Accanto alle espressioni del movimento – io vi ero stato aggregato come presidente della Fuci e non certo per competenza professionale – vi erano padre Lopez, dotto gesuita della Gregoriana, e due professori di area fondamentalmente socialista: Ezio Vanoni e Pasquale Saraceno. All’inizio si era preso come base di lavoro il vecchio Codice sociale di Malines, ma si acquisirono molte altre esperienze e confronti, rigettando sia le soluzioni marxiste, sia la freddezza degli schemi capitalisti. Qualche tempo prima io, come direttore del quindicennale Azione fucina, avevo preso l’iniziativa di una Tribuna aperta per rispondere a un inquietante quesito che circolava, specie ad opera dei cosiddetti “comunisti cattolici”: “Perché solo alla fine del secolo la Chiesa aveva lanciato la Rerum novarum, quasi mezzo secolo dopo il manifesto comunista del 1948?”. L’iniziativa fu bloccata nella culla da un preciso veto venuto dai… Superiori.

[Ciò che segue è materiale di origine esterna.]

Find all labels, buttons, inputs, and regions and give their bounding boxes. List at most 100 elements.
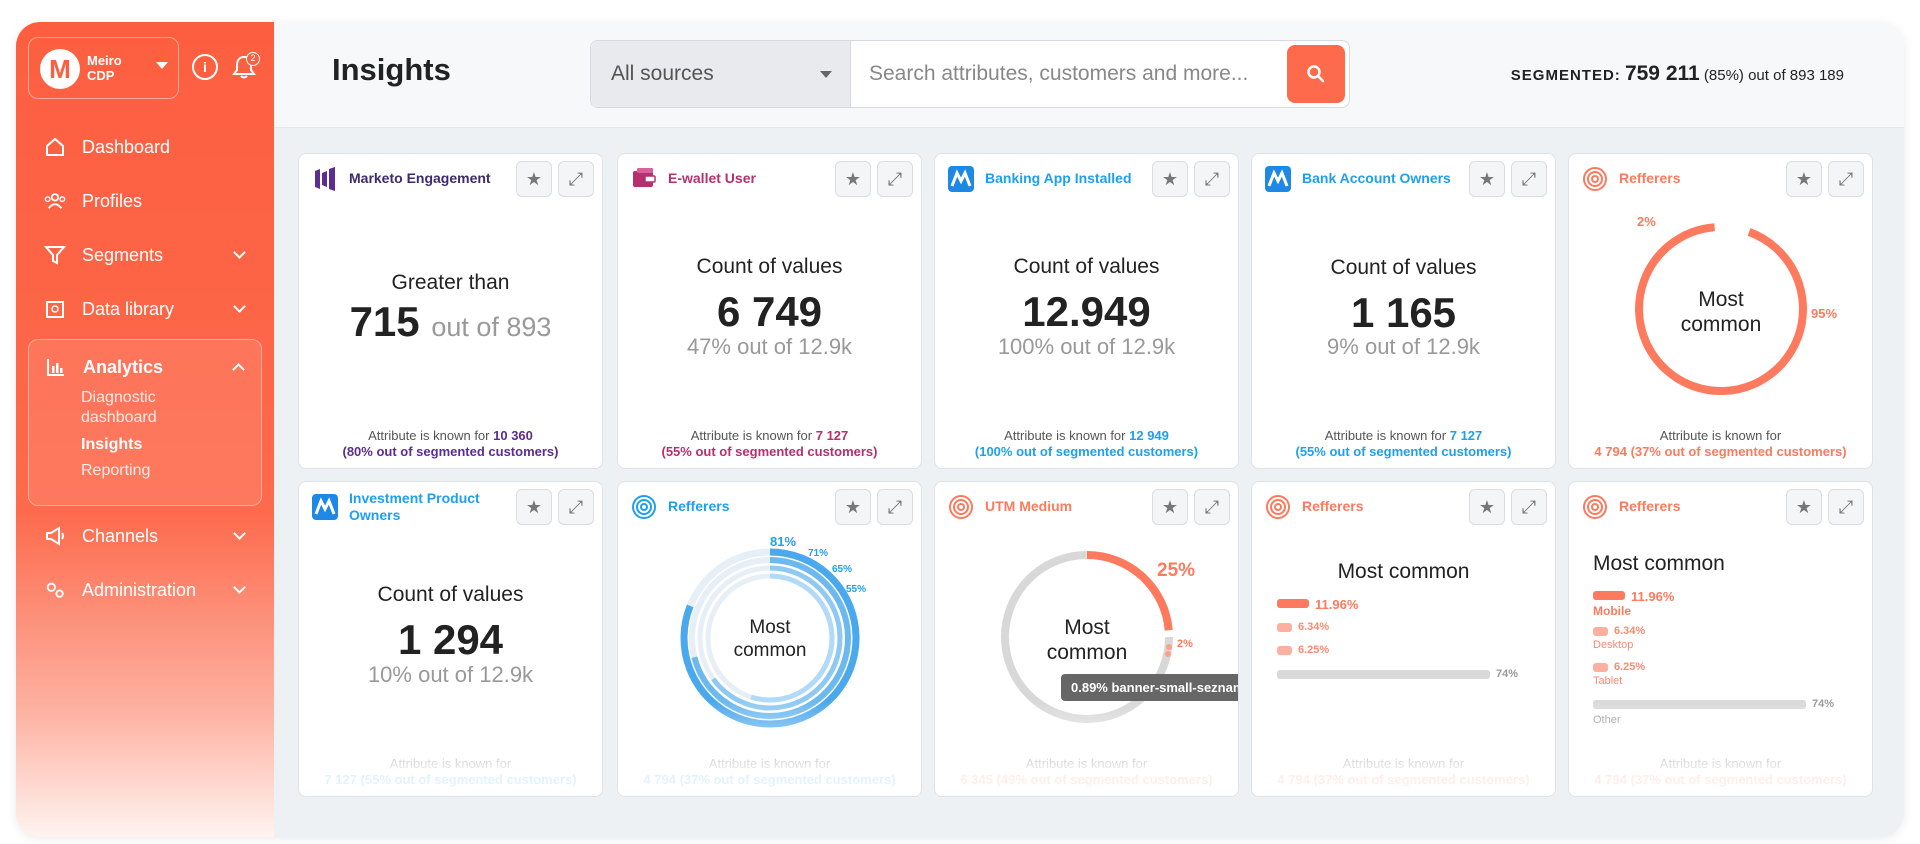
ring-pct-label: 65% (832, 564, 853, 575)
bar-value: 6.25% (1614, 661, 1646, 673)
search-bar: All sources (590, 40, 1350, 108)
center-line: Most (749, 617, 791, 638)
nav-reporting[interactable]: Reporting (81, 462, 151, 479)
bar-value: 6.25% (1298, 644, 1330, 656)
known-detail: (37% out of segmented customers) (1630, 444, 1847, 459)
page-title: Insights (332, 52, 451, 87)
chevron-down-icon (233, 527, 246, 540)
known-count: 10 360 (493, 428, 533, 443)
card-title: Investment Product Owners (349, 490, 480, 523)
nav-profiles[interactable]: Profiles (28, 174, 262, 228)
star-button[interactable]: ★ (835, 161, 871, 197)
metric-label: Greater than (391, 271, 510, 294)
nav-analytics[interactable]: Analytics (29, 340, 261, 394)
expand-button[interactable]: ⤢ (1511, 161, 1547, 197)
metric-value: 715 out of 893 (299, 298, 602, 346)
card-title: Banking App Installed (985, 170, 1132, 186)
center-line: common (1046, 641, 1128, 664)
chevron-down-icon (233, 581, 246, 594)
expand-button[interactable]: ⤢ (558, 489, 594, 525)
bar (1277, 599, 1309, 608)
star-button[interactable]: ★ (516, 161, 552, 197)
star-button[interactable]: ★ (835, 489, 871, 525)
nav-segments[interactable]: Segments (28, 228, 262, 282)
pct-label: 2% (1637, 214, 1656, 229)
insight-card: Refferers ★ ⤢ 81% 71% 65% 55% Most commo… (617, 481, 922, 797)
nav-channels[interactable]: Channels (28, 509, 262, 563)
insight-card: Refferers ★ ⤢ Most common 11.96% 6.34% 6… (1251, 481, 1556, 797)
gears-icon (44, 579, 66, 601)
known-count: 12 949 (1129, 428, 1169, 443)
bell-icon[interactable]: 2 (232, 52, 260, 80)
metric-sub: 10% out of 12.9k (367, 662, 534, 687)
known-info: Attribute is known for 7 127 (55% out of… (1252, 428, 1555, 460)
pct-label: 95% (1811, 306, 1838, 321)
filter-icon (44, 244, 66, 266)
nav-dashboard[interactable]: Dashboard (28, 120, 262, 174)
known-info: Attribute is known for 12 949 (100% out … (935, 428, 1238, 460)
search-input[interactable] (869, 41, 1289, 107)
expand-button[interactable]: ⤢ (1828, 161, 1864, 197)
home-icon (44, 136, 66, 158)
card-title: Marketo Engagement (349, 170, 491, 186)
expand-button[interactable]: ⤢ (1194, 489, 1230, 525)
analytics-group: Analytics Diagnostic dashboard Insights … (28, 339, 262, 506)
nav-diagnostic-dashboard[interactable]: Diagnostic dashboard (81, 389, 157, 426)
insight-card: Marketo Engagement ★ ⤢ Greater than 715 … (298, 153, 603, 469)
referrer-icon (949, 495, 973, 519)
expand-button[interactable]: ⤢ (877, 489, 913, 525)
insight-card: E-wallet User ★ ⤢ Count of values 6 749 … (617, 153, 922, 469)
source-select[interactable]: All sources (591, 41, 851, 107)
megaphone-icon (44, 525, 66, 547)
nav-data-library-label: Data library (82, 298, 175, 319)
search-button[interactable] (1287, 45, 1345, 103)
nav-insights[interactable]: Insights (81, 436, 143, 453)
bar-value: 6.34% (1298, 621, 1330, 633)
bar-chart-icon (45, 356, 67, 378)
card-title: UTM Medium (985, 498, 1073, 514)
star-button[interactable]: ★ (1469, 161, 1505, 197)
star-button[interactable]: ★ (516, 489, 552, 525)
caret-down-icon (156, 62, 168, 69)
known-prefix: Attribute is known for (1004, 428, 1126, 443)
bar-category: Desktop (1593, 639, 1634, 651)
expand-button[interactable]: ⤢ (1511, 489, 1547, 525)
nav-dashboard-label: Dashboard (82, 136, 171, 157)
known-count: 7 127 (1449, 428, 1483, 443)
star-button[interactable]: ★ (1786, 161, 1822, 197)
expand-button[interactable]: ⤢ (1194, 161, 1230, 197)
star-button[interactable]: ★ (1469, 489, 1505, 525)
bars-heading: Most common (1337, 560, 1470, 583)
center-line: Most (1698, 288, 1744, 311)
nav-administration[interactable]: Administration (28, 563, 262, 617)
bar (1277, 670, 1490, 679)
info-icon[interactable]: i (192, 54, 218, 80)
known-count: 4 794 (1594, 444, 1627, 459)
known-prefix: Attribute is known for (368, 428, 490, 443)
page-header: Insights All sources SEGMENTED: 759 211 … (274, 22, 1904, 128)
known-info: Attribute is known for 4 794 (37% out of… (1252, 756, 1555, 788)
nav-segments-label: Segments (82, 244, 164, 265)
bar (1593, 627, 1608, 636)
nav-data-library[interactable]: Data library (28, 282, 262, 336)
known-prefix: Attribute is known for (1342, 756, 1465, 771)
expand-button[interactable]: ⤢ (877, 161, 913, 197)
metric-value: 6 749 (716, 288, 823, 335)
metric-sub: 100% out of 12.9k (997, 334, 1176, 359)
expand-button[interactable]: ⤢ (1828, 489, 1864, 525)
referrer-icon (1266, 495, 1290, 519)
expand-button[interactable]: ⤢ (558, 161, 594, 197)
bank-app-icon (1265, 166, 1291, 192)
center-line: Most (1064, 616, 1110, 639)
ring-pct-label: 55% (846, 584, 867, 595)
star-button[interactable]: ★ (1152, 489, 1188, 525)
star-button[interactable]: ★ (1786, 489, 1822, 525)
insight-card: Refferers ★ ⤢ Most common 11.96% Mobile … (1568, 481, 1873, 797)
brand-switcher[interactable]: M Meiro CDP (28, 37, 179, 99)
bar-value: 6.34% (1614, 625, 1646, 637)
referrer-icon (1583, 167, 1607, 191)
star-button[interactable]: ★ (1152, 161, 1188, 197)
card-title: Refferers (1302, 498, 1364, 514)
bar (1277, 646, 1292, 655)
known-detail: (80% out of segmented customers) (342, 444, 559, 459)
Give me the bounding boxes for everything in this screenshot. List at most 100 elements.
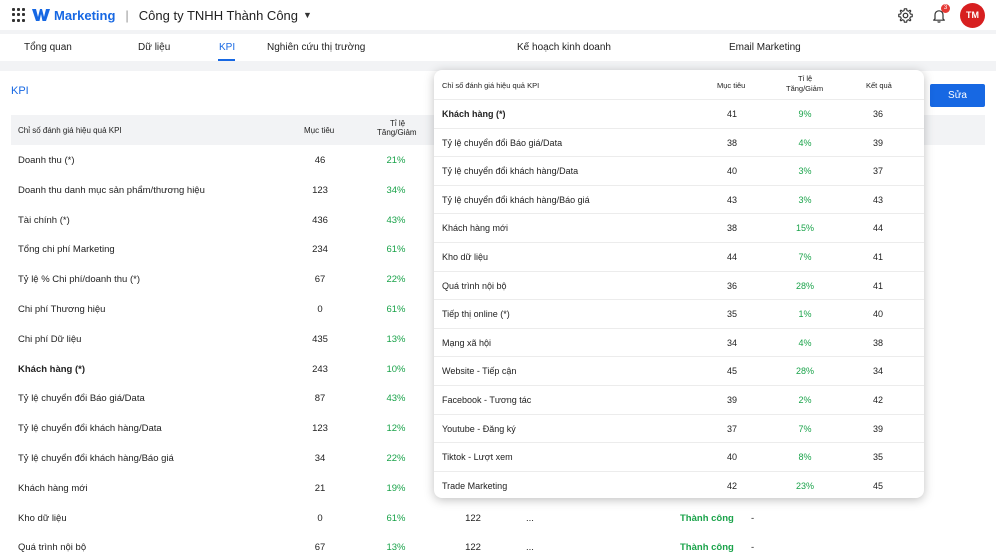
kpi-target: 67 xyxy=(314,274,326,286)
tab-business-plan[interactable]: Kế hoạch kinh doanh xyxy=(517,42,611,53)
popup-kpi-ratio: 28% xyxy=(795,280,814,291)
popup-kpi-name: Tỷ lệ chuyển đổi Báo giá/Data xyxy=(442,137,563,148)
kpi-ratio: 43% xyxy=(386,214,406,226)
title-separator: | xyxy=(125,7,129,23)
popup-kpi-target: 34 xyxy=(726,337,737,348)
edit-button[interactable]: Sửa xyxy=(930,84,985,107)
notification-badge: 3 xyxy=(941,4,950,13)
tab-kpi[interactable]: KPI xyxy=(219,42,236,53)
header-target: Mục tiêu xyxy=(304,126,335,135)
kpi-target: 87 xyxy=(314,393,326,405)
popup-kpi-result: 44 xyxy=(872,223,883,234)
apps-grid-icon[interactable] xyxy=(12,8,26,22)
table-row[interactable]: Doanh thu danh mục sản phẩm/thương hiệu 1… xyxy=(0,176,996,206)
kpi-detail-popup[interactable]: Chỉ số đánh giá hiệu quả KPI Mục tiêu Tỉ… xyxy=(434,70,924,498)
kpi-target: 0 xyxy=(317,512,323,524)
kpi-ratio: 19% xyxy=(386,482,406,494)
table-row[interactable]: Tài chính (*) 436 43% xyxy=(0,206,996,236)
popup-kpi-target: 36 xyxy=(726,280,737,291)
kpi-name: Doanh thu (*) xyxy=(18,155,75,166)
company-selector[interactable]: Công ty TNHH Thành Công xyxy=(138,7,299,23)
table-row[interactable]: Khách hàng mới 21 19% xyxy=(0,474,996,504)
panel-title: KPI xyxy=(11,85,29,97)
popup-kpi-target: 35 xyxy=(726,309,737,320)
popup-kpi-name: Khách hàng mới xyxy=(442,223,508,234)
kpi-name: Tỷ lệ % Chi phí/doanh thu (*) xyxy=(18,274,140,286)
table-row[interactable]: Tỷ lệ chuyển đổi khách hàng/Data 123 12% xyxy=(0,414,996,444)
popup-table-row[interactable]: Trade Marketing 42 23% 45 xyxy=(434,470,924,498)
tab-bar: Tổng quan Dữ liệu KPI Nghiên cứu thị trư… xyxy=(0,34,996,61)
kpi-ratio: 12% xyxy=(386,423,406,435)
popup-kpi-result: 39 xyxy=(872,137,883,148)
table-row[interactable]: Tỷ lệ chuyển đổi khách hàng/Báo giá 34 22% xyxy=(0,444,996,474)
popup-table-row[interactable]: Quá trình nội bộ 36 28% 41 xyxy=(434,270,924,300)
popup-kpi-ratio: 4% xyxy=(798,337,812,348)
popup-kpi-target: 39 xyxy=(726,395,737,405)
popup-kpi-result: 42 xyxy=(872,395,883,405)
table-row[interactable]: Tổng chi phí Marketing 234 61% xyxy=(0,235,996,265)
popup-kpi-result: 34 xyxy=(872,366,883,377)
popup-table-row[interactable]: Tỷ lệ chuyển đổi Báo giá/Data 38 4% 39 xyxy=(434,127,924,157)
popup-table-row[interactable]: Tỷ lệ chuyển đổi khách hàng/Data 40 3% 37 xyxy=(434,156,924,185)
popup-table-row[interactable]: Khách hàng (*) 41 9% 36 xyxy=(434,99,924,128)
user-avatar[interactable]: TM xyxy=(960,3,985,28)
kpi-name: Quá trình nội bộ xyxy=(18,542,87,552)
popup-table-row[interactable]: Kho dữ liệu 44 7% 41 xyxy=(434,242,924,271)
popup-table-row[interactable]: Tiếp thị online (*) 35 1% 40 xyxy=(434,299,924,328)
popup-table-header: Chỉ số đánh giá hiệu quả KPI Mục tiêu Tỉ… xyxy=(434,70,924,100)
kpi-ratio: 21% xyxy=(386,155,406,166)
brand-name[interactable]: Marketing xyxy=(54,7,116,23)
table-row[interactable]: Chi phí Thương hiệu 0 61% xyxy=(0,295,996,325)
tab-email-marketing[interactable]: Email Marketing xyxy=(729,42,801,53)
popup-kpi-ratio: 8% xyxy=(798,452,812,463)
popup-table-row[interactable]: Tỷ lệ chuyển đổi khách hàng/Báo giá 43 3% 4… xyxy=(434,184,924,214)
table-row[interactable]: Khách hàng (*) 243 10% xyxy=(0,355,996,385)
popup-kpi-name: Khách hàng (*) xyxy=(442,109,506,119)
popup-kpi-name: Trade Marketing xyxy=(442,480,508,491)
kpi-name: Kho dữ liệu xyxy=(18,512,67,524)
bell-icon[interactable] xyxy=(931,7,947,24)
popup-kpi-name: Website - Tiếp cận xyxy=(442,366,517,377)
popup-kpi-target: 41 xyxy=(726,109,737,119)
kpi-more: ... xyxy=(526,542,534,552)
tab-market-research[interactable]: Nghiên cứu thị trường xyxy=(267,42,366,53)
popup-kpi-result: 43 xyxy=(872,194,883,205)
popup-kpi-ratio: 4% xyxy=(798,137,812,148)
popup-kpi-result: 41 xyxy=(872,280,883,291)
popup-kpi-result: 37 xyxy=(872,166,883,177)
table-row[interactable]: Quá trình nội bộ 67 13% 122... Thành công - xyxy=(0,533,996,552)
kpi-target: 234 xyxy=(312,244,328,256)
popup-kpi-name: Tỷ lệ chuyển đổi khách hàng/Báo giá xyxy=(442,194,590,205)
popup-kpi-ratio: 7% xyxy=(798,252,812,262)
kpi-ratio: 43% xyxy=(386,393,406,405)
popup-header-ratio-line1: Tỉ lệ xyxy=(798,74,813,83)
tab-overview[interactable]: Tổng quan xyxy=(24,42,72,53)
gear-icon[interactable] xyxy=(897,7,914,24)
table-row[interactable]: Kho dữ liệu 0 61% 122... Thành công - xyxy=(0,504,996,534)
kpi-target: 243 xyxy=(312,363,328,375)
popup-kpi-result: 36 xyxy=(872,109,883,119)
chevron-down-icon[interactable]: ▼ xyxy=(303,10,312,20)
table-row[interactable]: Chi phí Dữ liệu 435 13% xyxy=(0,325,996,355)
popup-table-row[interactable]: Facebook - Tương tác 39 2% 42 xyxy=(434,385,924,414)
popup-table-row[interactable]: Youtube - Đăng ký 37 7% 39 xyxy=(434,413,924,443)
kpi-ratio: 61% xyxy=(386,304,406,315)
table-row[interactable]: Doanh thu (*) 46 21% xyxy=(0,146,996,176)
popup-table-row[interactable]: Tiktok - Lượt xem 40 8% 35 xyxy=(434,442,924,471)
popup-kpi-target: 43 xyxy=(726,194,737,205)
popup-kpi-target: 38 xyxy=(726,137,737,148)
popup-kpi-result: 40 xyxy=(872,309,883,320)
kpi-name: Khách hàng mới xyxy=(18,482,88,494)
table-row[interactable]: Tỷ lệ % Chi phí/doanh thu (*) 67 22% xyxy=(0,265,996,295)
popup-table-row[interactable]: Website - Tiếp cận 45 28% 34 xyxy=(434,356,924,385)
kpi-name: Tỷ lệ chuyển đổi khách hàng/Data xyxy=(18,423,162,435)
popup-kpi-result: 45 xyxy=(872,480,883,491)
kpi-ratio: 61% xyxy=(386,244,406,256)
popup-kpi-name: Quá trình nội bộ xyxy=(442,280,507,291)
table-row[interactable]: Tỷ lệ chuyển đổi Báo giá/Data 87 43% xyxy=(0,384,996,414)
popup-table-row[interactable]: Mạng xã hội 34 4% 38 xyxy=(434,327,924,357)
kpi-more: ... xyxy=(526,512,534,524)
tab-data[interactable]: Dữ liệu xyxy=(138,42,171,53)
top-bar: Marketing | Công ty TNHH Thành Công ▼ xyxy=(0,0,996,30)
popup-table-row[interactable]: Khách hàng mới 38 15% 44 xyxy=(434,213,924,242)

Da Camaldoli veniva una risposta costruttiva alle ansie che prorompevano. Non è difficile constatare, testi alla mano, che i primi documenti programmatici della Democrazia cristiana si rifacevano chiaramente alle prime bozze del Codice di Camaldoli. Anche se questo non aveva dirette finalità di parte. Ma c’è di più. Al Codice si ispirano molte norme della Costituzione della repubblica.
 
Per molti di noi – appartenenti al… vecchio testamento pre-democratico – parlare di Camaldoli ha un duplice significato rievocativo. Da un lato ci riporta alla annuale settimana di formazione e aggiornamento teologico, legata alla lucida comunicativa dell’allora Don Giuseppe Siri, ma ancor più incisivo e tipico è il ricordo del lavoro svolto sul citato testo del Codice di Malines per dare vita ad un manifesto sociale dei cattolici italiani che servisse da inquadramento concettuale per gli sviluppi operativi dell’azione costruttiva della Dc e per un riferimento, stabile e super partes, nell’impatto politico con cui i cattolici si sarebbero venuti a confrontare. La rivendicazione del primato della persona umana e dei diritti della famiglia in antitesi con lo Stato onnipresente e soffocatore ci entusiasmava; mentre l’equilibrio tra validità economica degli schemi e tutela delle dimensioni di una società a misura d’uomo costituiva la nota caratteristica e qualificante delle soluzioni proposte.